Rancher OS EC2 machines get stuck after a while

Hello,

I have provisioned a 2 machine RacnherOS (v0.4.5) cluster on EC2 using the Rancher UI AWS provisioning. After a while, generally less than 24 hours, one or the other machine seems to get stuck. In Rancher, the host is seen as “RECONNECTING”. While this happens, it becomes impossible to connect with ssh to the failing host. The only solution is to shutdown it through aws or even “force shutdown” it then restart it.

What size is your EC2 instance and what do you ahve running on it? Is the one that’s reconnecting also hosting rancher/server container?

I have a Rancher setup with RancherOS hosts and have never had that issue.

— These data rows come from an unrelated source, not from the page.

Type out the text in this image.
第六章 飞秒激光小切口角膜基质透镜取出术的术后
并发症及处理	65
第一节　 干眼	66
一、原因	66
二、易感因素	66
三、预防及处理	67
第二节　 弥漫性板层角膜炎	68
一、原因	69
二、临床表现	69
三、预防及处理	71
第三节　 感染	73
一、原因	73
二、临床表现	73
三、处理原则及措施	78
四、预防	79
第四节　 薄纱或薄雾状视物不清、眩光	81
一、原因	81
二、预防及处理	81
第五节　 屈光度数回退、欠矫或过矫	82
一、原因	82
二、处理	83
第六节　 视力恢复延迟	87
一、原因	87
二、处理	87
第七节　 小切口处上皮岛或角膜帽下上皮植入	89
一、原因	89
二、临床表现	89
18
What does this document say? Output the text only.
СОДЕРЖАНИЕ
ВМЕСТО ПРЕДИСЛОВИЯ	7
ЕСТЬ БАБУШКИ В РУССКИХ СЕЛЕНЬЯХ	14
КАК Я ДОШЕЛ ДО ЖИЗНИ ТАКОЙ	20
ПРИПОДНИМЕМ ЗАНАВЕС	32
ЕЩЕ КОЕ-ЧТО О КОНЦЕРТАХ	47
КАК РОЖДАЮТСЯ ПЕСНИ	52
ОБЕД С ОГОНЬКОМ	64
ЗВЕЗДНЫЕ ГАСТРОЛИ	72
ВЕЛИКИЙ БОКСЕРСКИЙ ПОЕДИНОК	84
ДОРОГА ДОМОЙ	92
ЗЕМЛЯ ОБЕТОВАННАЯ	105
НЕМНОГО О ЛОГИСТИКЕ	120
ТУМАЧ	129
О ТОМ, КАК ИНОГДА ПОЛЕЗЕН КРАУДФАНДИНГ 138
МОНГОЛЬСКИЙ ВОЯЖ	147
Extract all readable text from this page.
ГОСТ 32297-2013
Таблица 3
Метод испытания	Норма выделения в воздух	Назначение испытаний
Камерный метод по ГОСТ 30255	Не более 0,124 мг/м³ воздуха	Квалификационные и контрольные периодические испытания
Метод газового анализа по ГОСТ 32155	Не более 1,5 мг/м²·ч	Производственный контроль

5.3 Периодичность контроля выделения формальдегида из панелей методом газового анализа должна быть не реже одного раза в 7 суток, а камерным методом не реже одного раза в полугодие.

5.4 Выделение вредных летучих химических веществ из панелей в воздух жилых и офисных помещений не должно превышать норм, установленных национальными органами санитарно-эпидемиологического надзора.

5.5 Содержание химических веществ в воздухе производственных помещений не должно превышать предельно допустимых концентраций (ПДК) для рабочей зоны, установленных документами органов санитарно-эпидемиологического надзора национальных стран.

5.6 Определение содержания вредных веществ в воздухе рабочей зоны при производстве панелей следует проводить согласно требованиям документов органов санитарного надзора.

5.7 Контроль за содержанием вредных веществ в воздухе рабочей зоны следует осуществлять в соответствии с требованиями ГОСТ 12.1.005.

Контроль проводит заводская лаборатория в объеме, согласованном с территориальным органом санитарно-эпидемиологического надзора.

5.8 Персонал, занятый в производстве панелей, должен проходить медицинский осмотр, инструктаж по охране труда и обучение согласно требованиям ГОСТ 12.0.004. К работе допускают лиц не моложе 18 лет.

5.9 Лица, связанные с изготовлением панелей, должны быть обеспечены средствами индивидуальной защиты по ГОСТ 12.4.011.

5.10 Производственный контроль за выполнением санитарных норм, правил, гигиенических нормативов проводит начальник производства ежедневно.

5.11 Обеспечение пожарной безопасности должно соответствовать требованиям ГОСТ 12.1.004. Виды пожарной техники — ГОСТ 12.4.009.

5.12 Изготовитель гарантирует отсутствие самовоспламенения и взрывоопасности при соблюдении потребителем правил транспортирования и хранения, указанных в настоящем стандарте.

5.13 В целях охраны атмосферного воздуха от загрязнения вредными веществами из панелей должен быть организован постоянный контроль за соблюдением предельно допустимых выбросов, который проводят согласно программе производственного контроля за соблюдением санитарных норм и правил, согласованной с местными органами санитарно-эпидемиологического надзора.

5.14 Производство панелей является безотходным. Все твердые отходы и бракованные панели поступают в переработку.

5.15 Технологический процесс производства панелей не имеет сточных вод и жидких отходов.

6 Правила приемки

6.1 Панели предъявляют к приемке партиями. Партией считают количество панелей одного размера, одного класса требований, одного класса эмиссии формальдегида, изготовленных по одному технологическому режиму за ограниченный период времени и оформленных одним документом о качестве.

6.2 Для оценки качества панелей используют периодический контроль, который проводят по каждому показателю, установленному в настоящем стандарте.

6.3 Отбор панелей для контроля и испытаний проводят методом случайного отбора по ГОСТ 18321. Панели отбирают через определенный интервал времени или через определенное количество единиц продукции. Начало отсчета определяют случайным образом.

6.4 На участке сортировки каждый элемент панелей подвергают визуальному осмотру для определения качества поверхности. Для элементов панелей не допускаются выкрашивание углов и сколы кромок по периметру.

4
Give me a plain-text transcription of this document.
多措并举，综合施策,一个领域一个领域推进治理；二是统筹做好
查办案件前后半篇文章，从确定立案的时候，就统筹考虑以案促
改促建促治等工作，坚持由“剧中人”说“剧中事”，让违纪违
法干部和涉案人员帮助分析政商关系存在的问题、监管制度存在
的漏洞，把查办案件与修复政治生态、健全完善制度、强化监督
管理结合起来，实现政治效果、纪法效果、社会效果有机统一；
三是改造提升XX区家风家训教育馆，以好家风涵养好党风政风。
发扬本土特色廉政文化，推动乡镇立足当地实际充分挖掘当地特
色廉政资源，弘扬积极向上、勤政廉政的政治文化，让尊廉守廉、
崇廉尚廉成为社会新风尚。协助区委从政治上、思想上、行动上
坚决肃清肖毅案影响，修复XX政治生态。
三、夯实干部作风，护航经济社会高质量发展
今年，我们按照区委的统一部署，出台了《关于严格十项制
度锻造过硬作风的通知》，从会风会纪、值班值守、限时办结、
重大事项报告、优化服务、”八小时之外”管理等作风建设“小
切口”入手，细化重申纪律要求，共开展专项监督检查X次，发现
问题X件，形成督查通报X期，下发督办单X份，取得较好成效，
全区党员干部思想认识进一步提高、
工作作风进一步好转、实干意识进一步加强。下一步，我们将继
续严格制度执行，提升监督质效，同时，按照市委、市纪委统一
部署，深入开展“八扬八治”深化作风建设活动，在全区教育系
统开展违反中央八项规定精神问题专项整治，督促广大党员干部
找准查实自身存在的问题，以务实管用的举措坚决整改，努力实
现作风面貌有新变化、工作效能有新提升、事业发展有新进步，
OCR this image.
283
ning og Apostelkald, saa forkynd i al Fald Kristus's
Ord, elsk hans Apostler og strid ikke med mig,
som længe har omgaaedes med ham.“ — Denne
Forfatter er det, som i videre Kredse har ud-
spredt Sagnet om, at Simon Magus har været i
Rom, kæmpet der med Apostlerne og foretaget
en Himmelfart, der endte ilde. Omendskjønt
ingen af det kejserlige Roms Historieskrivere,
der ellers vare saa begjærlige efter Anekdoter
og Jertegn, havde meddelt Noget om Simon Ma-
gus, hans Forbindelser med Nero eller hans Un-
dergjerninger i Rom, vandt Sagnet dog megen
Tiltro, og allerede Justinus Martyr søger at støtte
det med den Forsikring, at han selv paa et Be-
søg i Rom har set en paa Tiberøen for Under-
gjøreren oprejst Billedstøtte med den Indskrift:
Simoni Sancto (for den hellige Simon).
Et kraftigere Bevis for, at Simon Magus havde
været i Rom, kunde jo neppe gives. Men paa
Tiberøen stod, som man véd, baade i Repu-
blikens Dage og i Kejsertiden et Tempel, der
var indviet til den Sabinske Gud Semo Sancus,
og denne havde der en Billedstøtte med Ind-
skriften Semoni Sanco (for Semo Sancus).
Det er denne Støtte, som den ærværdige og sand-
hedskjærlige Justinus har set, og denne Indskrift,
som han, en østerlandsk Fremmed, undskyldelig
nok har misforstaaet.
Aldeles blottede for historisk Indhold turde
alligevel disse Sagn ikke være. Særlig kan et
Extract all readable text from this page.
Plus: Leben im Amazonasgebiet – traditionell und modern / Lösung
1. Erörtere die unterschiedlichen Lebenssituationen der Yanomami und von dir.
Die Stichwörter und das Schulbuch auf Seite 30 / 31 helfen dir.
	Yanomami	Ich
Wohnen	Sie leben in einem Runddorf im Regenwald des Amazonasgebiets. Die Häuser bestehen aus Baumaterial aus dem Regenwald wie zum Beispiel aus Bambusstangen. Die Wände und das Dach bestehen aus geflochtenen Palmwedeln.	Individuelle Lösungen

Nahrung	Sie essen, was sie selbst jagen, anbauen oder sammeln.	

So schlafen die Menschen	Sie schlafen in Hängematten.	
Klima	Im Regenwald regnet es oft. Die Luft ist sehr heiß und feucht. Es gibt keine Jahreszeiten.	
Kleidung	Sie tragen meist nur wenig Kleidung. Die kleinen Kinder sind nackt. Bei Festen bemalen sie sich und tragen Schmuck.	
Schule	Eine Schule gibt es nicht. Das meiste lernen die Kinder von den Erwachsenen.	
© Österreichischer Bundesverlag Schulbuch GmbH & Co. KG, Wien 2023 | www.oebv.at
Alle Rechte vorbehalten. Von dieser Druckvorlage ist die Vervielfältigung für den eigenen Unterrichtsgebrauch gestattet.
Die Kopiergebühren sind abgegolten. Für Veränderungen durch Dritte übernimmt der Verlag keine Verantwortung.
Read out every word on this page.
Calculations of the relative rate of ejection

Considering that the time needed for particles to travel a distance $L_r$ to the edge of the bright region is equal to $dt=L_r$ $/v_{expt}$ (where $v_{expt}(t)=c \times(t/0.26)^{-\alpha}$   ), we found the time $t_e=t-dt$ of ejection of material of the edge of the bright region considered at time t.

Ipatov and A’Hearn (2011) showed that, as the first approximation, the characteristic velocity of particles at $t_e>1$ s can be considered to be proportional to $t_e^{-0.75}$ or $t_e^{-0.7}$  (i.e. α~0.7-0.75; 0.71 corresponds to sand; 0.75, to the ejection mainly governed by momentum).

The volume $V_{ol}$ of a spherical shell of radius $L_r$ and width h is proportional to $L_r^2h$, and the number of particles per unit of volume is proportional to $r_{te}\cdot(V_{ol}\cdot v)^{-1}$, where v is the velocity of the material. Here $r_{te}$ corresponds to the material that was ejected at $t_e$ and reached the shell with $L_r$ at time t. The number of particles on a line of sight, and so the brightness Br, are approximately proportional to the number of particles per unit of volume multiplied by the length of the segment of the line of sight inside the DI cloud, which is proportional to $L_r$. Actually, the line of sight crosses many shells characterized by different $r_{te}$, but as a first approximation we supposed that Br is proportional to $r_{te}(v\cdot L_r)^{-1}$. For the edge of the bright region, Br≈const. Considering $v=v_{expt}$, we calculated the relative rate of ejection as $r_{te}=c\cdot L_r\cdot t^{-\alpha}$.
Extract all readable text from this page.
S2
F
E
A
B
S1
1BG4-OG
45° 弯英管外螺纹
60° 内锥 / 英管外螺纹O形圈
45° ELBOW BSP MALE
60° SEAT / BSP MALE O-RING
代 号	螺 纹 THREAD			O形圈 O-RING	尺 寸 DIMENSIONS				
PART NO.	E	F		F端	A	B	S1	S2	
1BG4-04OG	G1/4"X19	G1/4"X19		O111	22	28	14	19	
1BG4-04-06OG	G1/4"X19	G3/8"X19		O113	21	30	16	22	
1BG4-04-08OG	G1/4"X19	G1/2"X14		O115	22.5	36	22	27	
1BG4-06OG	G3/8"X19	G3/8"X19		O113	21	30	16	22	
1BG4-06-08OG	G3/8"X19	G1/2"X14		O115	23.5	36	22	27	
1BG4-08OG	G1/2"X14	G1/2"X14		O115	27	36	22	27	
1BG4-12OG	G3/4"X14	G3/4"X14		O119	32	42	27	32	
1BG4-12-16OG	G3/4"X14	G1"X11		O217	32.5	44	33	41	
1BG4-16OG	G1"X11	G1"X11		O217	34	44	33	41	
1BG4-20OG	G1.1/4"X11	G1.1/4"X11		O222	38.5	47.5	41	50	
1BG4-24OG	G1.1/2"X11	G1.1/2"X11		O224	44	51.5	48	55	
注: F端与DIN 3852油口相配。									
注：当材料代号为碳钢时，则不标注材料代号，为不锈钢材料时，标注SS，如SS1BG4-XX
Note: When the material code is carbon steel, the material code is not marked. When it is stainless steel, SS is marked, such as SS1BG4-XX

They are t2.medium with custom applications running using few resources. The rancher server is on a separate host.
Two particular things happened, though…
The first one was a misconfiguration of the security group of one of the hosts. I had the rancher-ecr-credentials service failing, causing other containers to continuously fail at starting. At first I thought it was the cause of the problem but then it happened after the problem was corrected.
Second thing is that I tried to use the glusterfs + glustr-convoy services. I then removed them but volumes are still visible in Rancher UI.
Apart from these two particularities, I do not see anything special with my setup. I monitor the EC2 CPU credits to check that they are not going down. Balance is positive.
Is there any log to check after the reboot, apart from agent log ?

There are 2 location of agent logs. The docker logs as well as more detailed logs.

http://docs.rancher.com/rancher/latest/en/faqs/agents/#agent-logs

We just released v0.5.0 of RancherOS and would be curious if you upgraded and still had this issue. There were major refactoring changes in our RancherOS release.